I give up! The place gives me the creeps. Do people really not have anything better to do with their money then spending it on ostentatious, expensive shit? Do rich ladies have to wear so much makeup, such ugly clothes and such god-awful stinky perfume you can smell half a block away?

Looking at the stores and the shoppers I was reminded of a conversation I overheard on a city bus years ago. An older lady was talking to a young woman who worked in the most upscale dress shop in Cincinnati at the time. The older lady, who not only did not shop in that store but had apparently never visited it, asked what the clothes were like. The younger woman thought about it for a while and said, "I have come to the conclusion that the uglier the clothes and the more expensive they are, the better our customers like them." That describes a lot of what I saw yesterday. Hideous jewelry. Clothes that would have embarrassed a hooker. And let's not even talk about those disgusting stiletto heeled shoes that look pornographic (not to mention painful). I would not have believed people would buy any of that but all day long I saw people walking around the mall actually wearing it.

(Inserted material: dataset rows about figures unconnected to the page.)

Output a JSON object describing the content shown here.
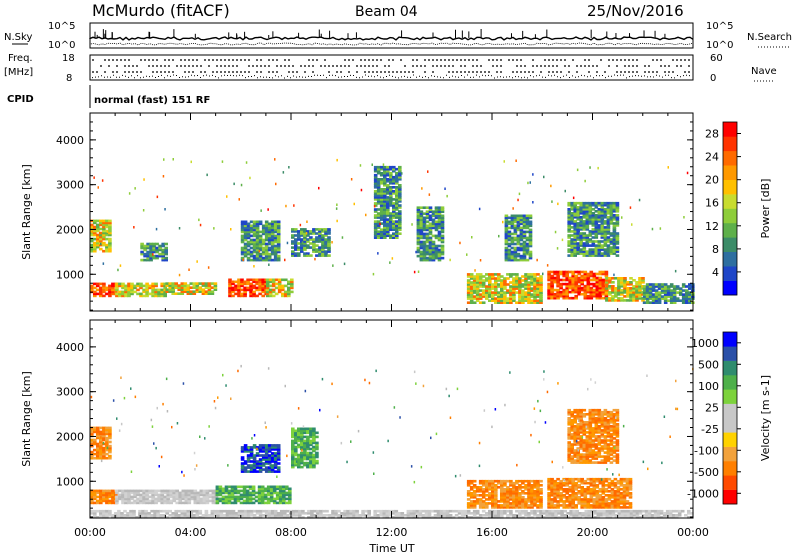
{
  "header": {
    "station": "McMurdo (fitACF)",
    "beam": "Beam 04",
    "date": "25/Nov/2016"
  },
  "strip": {
    "nsky_label": "N.Sky",
    "nsearch_label": "N.Search",
    "freq_label": "Freq.",
    "freq_unit": "[MHz]",
    "nave_label": "Nave",
    "cpid_label": "CPID",
    "cpid_value": "normal (fast) 151 RF",
    "noise_ticks_left": [
      "10^5",
      "10^0"
    ],
    "noise_ticks_right": [
      "10^5",
      "10^0"
    ],
    "freq_ticks": [
      "18",
      "8"
    ],
    "nave_ticks": [
      "60",
      "0"
    ]
  },
  "chart_data": [
    {
      "type": "heatmap",
      "title": "",
      "xlabel": "Time UT",
      "ylabel": "Slant Range [km]",
      "x_ticks": [
        "00:00",
        "04:00",
        "08:00",
        "12:00",
        "16:00",
        "20:00",
        "00:00"
      ],
      "xlim_hours": [
        0,
        24
      ],
      "ylim": [
        180,
        4600
      ],
      "y_ticks": [
        1000,
        2000,
        3000,
        4000
      ],
      "colorbar": {
        "label": "Power [dB]",
        "range": [
          0,
          30
        ],
        "ticks": [
          "4",
          "8",
          "12",
          "16",
          "20",
          "24",
          "28"
        ],
        "colors": [
          "#0000ff",
          "#1f46c8",
          "#2e6fa0",
          "#3c8c68",
          "#5eb04a",
          "#8ecd3a",
          "#c8dc2f",
          "#ffc000",
          "#ff9900",
          "#ff6a00",
          "#ff3300",
          "#ff0000"
        ]
      },
      "features": [
        {
          "t": [
            0.0,
            1.0
          ],
          "r": [
            500,
            800
          ],
          "level": "high"
        },
        {
          "t": [
            1.0,
            3.0
          ],
          "r": [
            500,
            800
          ],
          "level": "mid"
        },
        {
          "t": [
            3.0,
            5.0
          ],
          "r": [
            550,
            800
          ],
          "level": "mid"
        },
        {
          "t": [
            5.5,
            7.0
          ],
          "r": [
            500,
            900
          ],
          "level": "high"
        },
        {
          "t": [
            7.0,
            8.0
          ],
          "r": [
            500,
            900
          ],
          "level": "mid"
        },
        {
          "t": [
            15.0,
            18.0
          ],
          "r": [
            350,
            1000
          ],
          "level": "mid"
        },
        {
          "t": [
            18.2,
            20.5
          ],
          "r": [
            450,
            1050
          ],
          "level": "high"
        },
        {
          "t": [
            20.5,
            22.0
          ],
          "r": [
            400,
            900
          ],
          "level": "mid"
        },
        {
          "t": [
            22.0,
            24.0
          ],
          "r": [
            350,
            800
          ],
          "level": "low"
        },
        {
          "t": [
            0.0,
            0.8
          ],
          "r": [
            1500,
            2200
          ],
          "level": "mid"
        },
        {
          "t": [
            2.0,
            3.0
          ],
          "r": [
            1300,
            1700
          ],
          "level": "low"
        },
        {
          "t": [
            6.0,
            7.5
          ],
          "r": [
            1300,
            2200
          ],
          "level": "low"
        },
        {
          "t": [
            8.0,
            9.5
          ],
          "r": [
            1400,
            2000
          ],
          "level": "low"
        },
        {
          "t": [
            11.3,
            12.3
          ],
          "r": [
            1800,
            3400
          ],
          "level": "low"
        },
        {
          "t": [
            13.0,
            14.0
          ],
          "r": [
            1300,
            2500
          ],
          "level": "low"
        },
        {
          "t": [
            16.5,
            17.5
          ],
          "r": [
            1300,
            2300
          ],
          "level": "low"
        },
        {
          "t": [
            19.0,
            21.0
          ],
          "r": [
            1400,
            2600
          ],
          "level": "low"
        }
      ]
    },
    {
      "type": "heatmap",
      "title": "",
      "xlabel": "Time UT",
      "ylabel": "Slant Range [km]",
      "x_ticks": [
        "00:00",
        "04:00",
        "08:00",
        "12:00",
        "16:00",
        "20:00",
        "00:00"
      ],
      "xlim_hours": [
        0,
        24
      ],
      "ylim": [
        180,
        4600
      ],
      "y_ticks": [
        1000,
        2000,
        3000,
        4000
      ],
      "colorbar": {
        "label": "Velocity [m s-1]",
        "range": [
          -1000,
          1000
        ],
        "ticks": [
          "1000",
          "500",
          "100",
          "25",
          "-25",
          "-100",
          "-500",
          "-1000"
        ],
        "colors": [
          "#ff0000",
          "#ff4a00",
          "#ff7f00",
          "#f2a23c",
          "#ffd200",
          "#c8c8c8",
          "#c8c8c8",
          "#7dd23c",
          "#4eb04a",
          "#2f8c6e",
          "#2b50a8",
          "#0000ff"
        ]
      },
      "features": [
        {
          "t": [
            0.0,
            1.0
          ],
          "r": [
            500,
            800
          ],
          "level": "orange"
        },
        {
          "t": [
            1.0,
            5.0
          ],
          "r": [
            500,
            800
          ],
          "level": "gray"
        },
        {
          "t": [
            5.0,
            8.0
          ],
          "r": [
            500,
            900
          ],
          "level": "green"
        },
        {
          "t": [
            6.0,
            7.5
          ],
          "r": [
            1200,
            1800
          ],
          "level": "blue"
        },
        {
          "t": [
            8.0,
            9.0
          ],
          "r": [
            1300,
            2200
          ],
          "level": "green"
        },
        {
          "t": [
            15.0,
            18.0
          ],
          "r": [
            400,
            1000
          ],
          "level": "orange"
        },
        {
          "t": [
            18.2,
            21.5
          ],
          "r": [
            400,
            1050
          ],
          "level": "orange"
        },
        {
          "t": [
            0.0,
            0.8
          ],
          "r": [
            1500,
            2200
          ],
          "level": "orange"
        },
        {
          "t": [
            19.0,
            21.0
          ],
          "r": [
            1400,
            2600
          ],
          "level": "orange"
        },
        {
          "t": [
            0.0,
            24.0
          ],
          "r": [
            180,
            350
          ],
          "level": "gray"
        }
      ]
    }
  ]
}
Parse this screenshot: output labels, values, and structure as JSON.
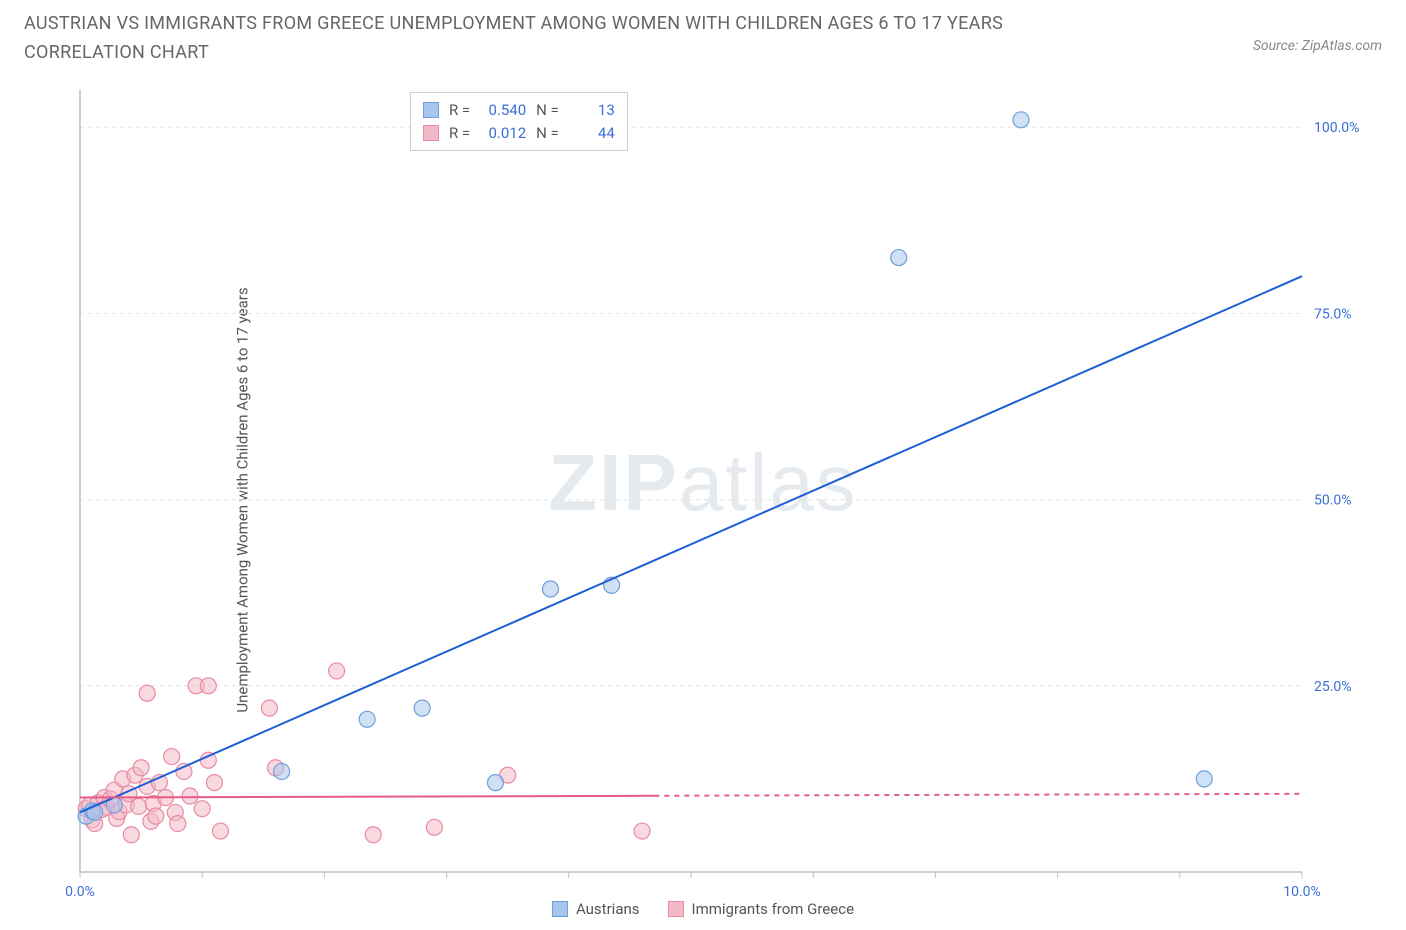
{
  "title": "AUSTRIAN VS IMMIGRANTS FROM GREECE UNEMPLOYMENT AMONG WOMEN WITH CHILDREN AGES 6 TO 17 YEARS CORRELATION CHART",
  "source": "Source: ZipAtlas.com",
  "y_axis_label": "Unemployment Among Women with Children Ages 6 to 17 years",
  "watermark_a": "ZIP",
  "watermark_b": "atlas",
  "chart": {
    "type": "scatter",
    "xlim": [
      0,
      10
    ],
    "ylim": [
      0,
      105
    ],
    "x_ticks": [
      0,
      1,
      2,
      3,
      4,
      5,
      6,
      7,
      8,
      9,
      10
    ],
    "x_tick_labels": {
      "0": "0.0%",
      "10": "10.0%"
    },
    "y_ticks": [
      0,
      25,
      50,
      75,
      100
    ],
    "y_tick_labels": {
      "25": "25.0%",
      "50": "50.0%",
      "75": "75.0%",
      "100": "100.0%"
    },
    "grid_color": "#e3e3e3",
    "axis_color": "#bfbfbf",
    "background_color": "#ffffff",
    "marker_radius": 8,
    "series": [
      {
        "name": "Austrians",
        "color_fill": "#a9c6ec",
        "color_stroke": "#6f9ede",
        "fill_opacity": 0.55,
        "stats": {
          "R": "0.540",
          "N": "13"
        },
        "points": [
          [
            0.05,
            7.5
          ],
          [
            0.1,
            8.2
          ],
          [
            0.12,
            8.0
          ],
          [
            0.28,
            9.0
          ],
          [
            1.65,
            13.5
          ],
          [
            2.35,
            20.5
          ],
          [
            3.4,
            12.0
          ],
          [
            2.8,
            22.0
          ],
          [
            3.85,
            38.0
          ],
          [
            4.35,
            38.5
          ],
          [
            6.7,
            82.5
          ],
          [
            7.7,
            101.0
          ],
          [
            9.2,
            12.5
          ]
        ],
        "regression": {
          "x1": 0,
          "y1": 8.0,
          "x2": 10,
          "y2": 80.0,
          "solid_until_x": 10,
          "color": "#1f5fd6",
          "width": 2
        }
      },
      {
        "name": "Immigrants from Greece",
        "color_fill": "#f3b9c7",
        "color_stroke": "#e98ba5",
        "fill_opacity": 0.55,
        "stats": {
          "R": "0.012",
          "N": "44"
        },
        "points": [
          [
            0.05,
            8.5
          ],
          [
            0.08,
            9.0
          ],
          [
            0.1,
            7.0
          ],
          [
            0.12,
            6.5
          ],
          [
            0.15,
            9.3
          ],
          [
            0.18,
            8.4
          ],
          [
            0.2,
            10.0
          ],
          [
            0.22,
            8.7
          ],
          [
            0.25,
            9.8
          ],
          [
            0.28,
            11.0
          ],
          [
            0.3,
            7.2
          ],
          [
            0.32,
            8.1
          ],
          [
            0.35,
            12.5
          ],
          [
            0.38,
            9.0
          ],
          [
            0.4,
            10.5
          ],
          [
            0.42,
            5.0
          ],
          [
            0.45,
            13.0
          ],
          [
            0.48,
            8.8
          ],
          [
            0.5,
            14.0
          ],
          [
            0.55,
            11.5
          ],
          [
            0.58,
            6.8
          ],
          [
            0.6,
            9.2
          ],
          [
            0.62,
            7.5
          ],
          [
            0.65,
            12.0
          ],
          [
            0.7,
            10.0
          ],
          [
            0.75,
            15.5
          ],
          [
            0.78,
            8.0
          ],
          [
            0.8,
            6.5
          ],
          [
            0.85,
            13.5
          ],
          [
            0.55,
            24.0
          ],
          [
            0.9,
            10.2
          ],
          [
            0.95,
            25.0
          ],
          [
            1.0,
            8.5
          ],
          [
            1.05,
            15.0
          ],
          [
            1.05,
            25.0
          ],
          [
            1.1,
            12.0
          ],
          [
            1.15,
            5.5
          ],
          [
            1.55,
            22.0
          ],
          [
            1.6,
            14.0
          ],
          [
            2.1,
            27.0
          ],
          [
            2.4,
            5.0
          ],
          [
            2.9,
            6.0
          ],
          [
            3.5,
            13.0
          ],
          [
            4.6,
            5.5
          ]
        ],
        "regression": {
          "x1": 0,
          "y1": 10.0,
          "x2": 10,
          "y2": 10.5,
          "solid_until_x": 4.7,
          "color": "#e85b88",
          "width": 2
        }
      }
    ]
  },
  "legend": {
    "series_a": "Austrians",
    "series_b": "Immigrants from Greece"
  },
  "stats_box": {
    "r_label": "R =",
    "n_label": "N ="
  }
}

Since DD and WBF invited me to go with them, I was determined to be on my best behavior. I managed to make it through the entire day without throwing one fit or complaining very much. I even paid for a truly delicious late lunch and proclaimed the cost "not bad". Our lunch cost approximately twice what my husband and I ordinarily spend when we go out for dinner, and I didn't even have a glass of wine (... or the double vodka martini I actually needed after six hours of shopping).

On the way home we got stuck for nearly an hour in Orlando traffic. I kept my mouth shut.

I pretty much hated everything we did all day long, but the opportunity to spend an entire day with the kids was worth the aching back, the tongue-biting and the cost. (I'll worry about the fit DH is gonna throw when he gets the credit card bills some other time.) The kids had fun. I enjoyed spending the time with them.

To top the whole thing off, I even got another hug from DD. I am on a roll!